Castletown and Slieve Bloom have become the latest clubs to join forces for 2011 after both confirmed they will be amalgamating for football and hurling.
Slieve Bloom held their AGM on Sunday where the motion was passed without objection, and a special meeting of Castletown was arranged for later that day, where they also rubberstamped their involvement in the merger. The clubs will now field hurling teams under the name of Castletown-Slieve Bloom at Senior, Junior 'A' and Junior 'B' grades, while they will also compete in the Junior 'C' football championship as Slieve Bloom-Castletown.
It is believed there will be an intitial two year trial period, after which it will be decided to either continue with the project or else revert back to the original model. The Shamrocks team which the clubs fielded together for football purposes has been disbanded. The new club will also field teams in the 'A' grades for minor and U-21 hurling, and at the 'B' grade in minor and U-21 football.
Speaking of the amalgamation, Slieve Bloom secretary John Paul Campion admitted it was the desired move for both clubs. "There has been a lot of goodwill on both sides, we both wanted to make it work. We've had four meetings since the middle of December."
With emigration hitting the parish hard, Campion pointed out that without the clubs making this move, Slieve Bloom would have been left on a downward spiral. "We were looking at the situation this year where we would have asked to be re-graded to Junior B.
"Even at that, we might not have been able to field a team, so we felt that rather than taking a backwards step it would be best for everyone if the clubs joined up."
The initial idea for the amalgamation came from Naomh Eamann, the juvenile club which both clubs fielded together for the last number of years.

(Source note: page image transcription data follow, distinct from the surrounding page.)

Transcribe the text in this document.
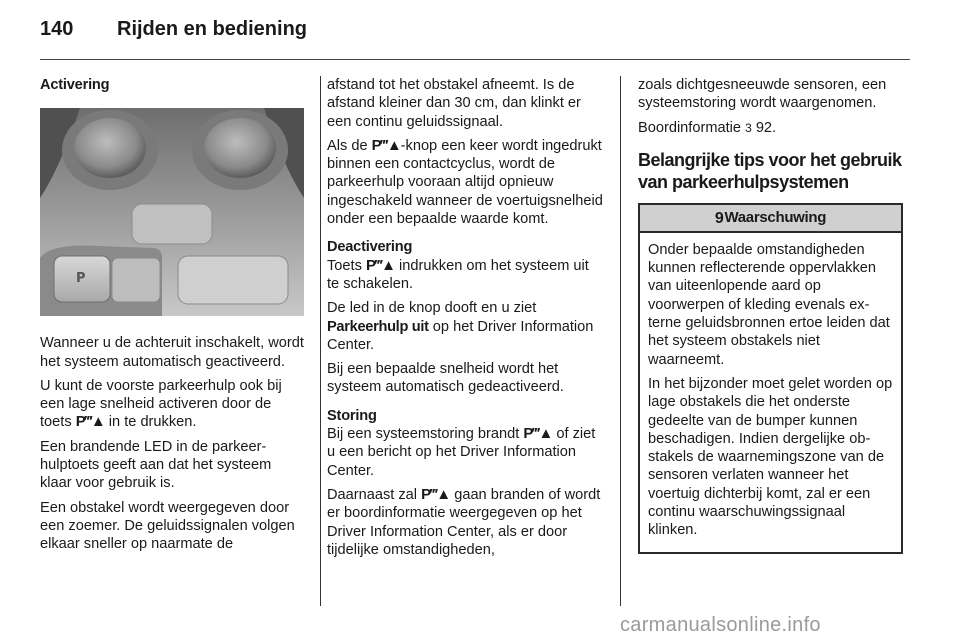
140 Rijden en bediening
Activering
P

Wanneer u de achteruit inschakelt, wordt het systeem automatisch geactiveerd.

U kunt de voorste parkeerhulp ook bij een lage snelheid activeren door de toets P‴▲ in te drukken.

Een brandende LED in de parkeerhulptoets geeft aan dat het systeem klaar voor gebruik is.

Een obstakel wordt weergegeven door een zoemer. De geluidssignalen volgen elkaar sneller op naarmate de

afstand tot het obstakel afneemt. Is de afstand kleiner dan 30 cm, dan klinkt er een continu geluidssignaal.

Als de P‴▲-knop een keer wordt ingedrukt binnen een contactcyclus, wordt de parkeerhulp vooraan altijd opnieuw ingeschakeld wanneer de voertuigsnelheid onder een bepaalde waarde komt.

Deactivering

Toets P‴▲ indrukken om het systeem uit te schakelen.

De led in de knop dooft en u ziet Parkeerhulp uit op het Driver Information Center.

Bij een bepaalde snelheid wordt het systeem automatisch gedeactiveerd.

Storing

Bij een systeemstoring brandt P‴▲ of ziet u een bericht op het Driver Information Center.

Daarnaast zal P‴▲ gaan branden of wordt er boordinformatie weergegeven op het Driver Information Center, als er door tijdelijke omstandigheden,

zoals dichtgesneeuwde sensoren, een systeemstoring wordt waargenomen.

Boordinformatie 3 92.

Belangrijke tips voor het gebruik van parkeerhulpsystemen
9Waarschuwing

Onder bepaalde omstandigheden kunnen reflecterende oppervlakken van uiteenlopende aard op voorwerpen of kleding evenals externe geluidsbronnen ertoe leiden dat het systeem obstakels niet waarneemt.

In het bijzonder moet gelet worden op lage obstakels die het onderste gedeelte van de bumper kunnen beschadigen. Indien dergelijke obstakels de waarnemingszone van de sensoren verlaten wanneer het voertuig dichterbij komt, zal er een continu waarschuwingssignaal klinken.

carmanualsonline.info
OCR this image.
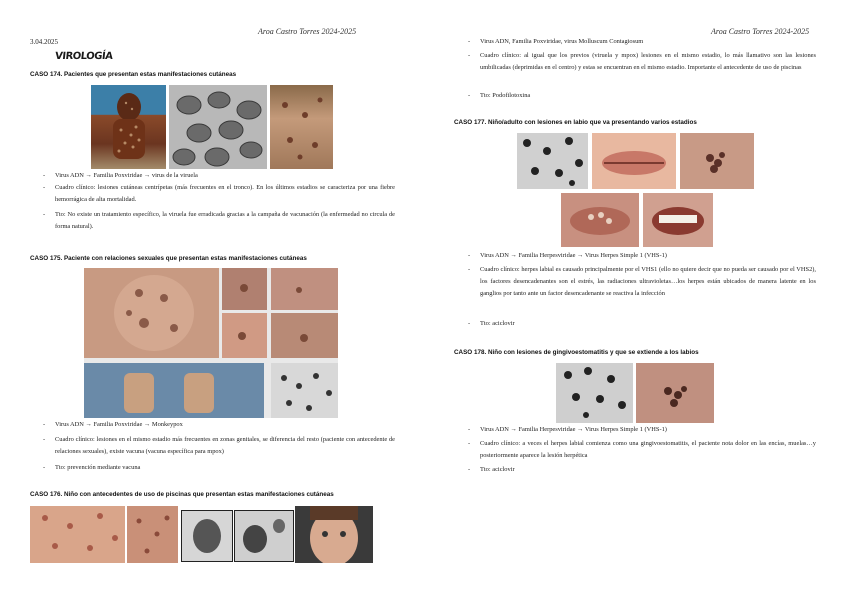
Aroa Castro Torres 2024-2025
3.04.2025
VIROLOGÍA
CASO 174. Pacientes que presentan estas manifestaciones cutáneas
- Virus ADN → Familia Poxviridae → virus de la viruela
- Cuadro clínico: lesiones cutáneas centrípetas (más frecuentes en el tronco). En los últimos estadios se caracteriza por una fiebre hemorrágica de alta mortalidad.
- Tto: No existe un tratamiento específico, la viruela fue erradicada gracias a la campaña de vacunación (la enfermedad no circula de forma natural).
CASO 175. Paciente con relaciones sexuales que presentan estas manifestaciones cutáneas
- Virus ADN → Familia Poxviridae → Monkeypox
- Cuadro clínico: lesiones en el mismo estadio más frecuentes en zonas genitales, se diferencia del resto (paciente con antecedente de relaciones sexuales), existe vacuna (vacuna específica para mpox)
- Tto: prevención mediante vacuna
CASO 176. Niño con antecedentes de uso de piscinas que presentan estas manifestaciones cutáneas
Aroa Castro Torres 2024-2025
- Virus ADN, Familia Poxviridae, virus Molluscum Contagiosum
- Cuadro clínico: al igual que los previos (viruela y mpox) lesiones en el mismo estadio, lo más llamativo son las lesiones umbilicadas (deprimidas en el centro) y estas se encuentran en el mismo estadio. Importante el antecedente de uso de piscinas
- Tto: Podofilotoxina
CASO 177. Niño/adulto con lesiones en labio que va presentando varios estadios
- Virus ADN → Familia Herpesviridae → Virus Herpes Simple 1 (VHS-1)
- Cuadro clínico: herpes labial es causado principalmente por el VHS1 (ello no quiere decir que no pueda ser causado por el VHS2), los factores desencadenantes son el estrés, las radiaciones ultravioletas…los herpes están ubicados de manera latente en los ganglios por tanto ante un factor desencadenante se reactiva la infección
- Tto: aciclovir
CASO 178. Niño con lesiones de gingivoestomatitis y que se extiende a los labios
- Virus ADN → Familia Herpesviridae → Virus Herpes Simple 1 (VHS-1)
- Cuadro clínico: a veces el herpes labial comienza como una gingivoestomatitis, el paciente nota dolor en las encías, muelas…y posteriormente aparece la lesión herpética
- Tto: aciclovir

They wrote to both senior clubs last Autumn asking them to investigate the possibility of a full merger of the clubs at adult level, so the juvenile players could continue to play together through all grades.
While predominantly a hurling area, Campion also admitted there was some hope that progress could also be made in football in the future. "There wasn't much time for football before, but with all the players training for hurling on the same nights now, there might be more time for football.
"We've been in two finals in the last two years with hardly any training done, so hopefully we can do a bit more now."
Castletown made it to the quarter-finals of the Laois SHC last year, while Slieve Bloom exited the JHC at the group stages.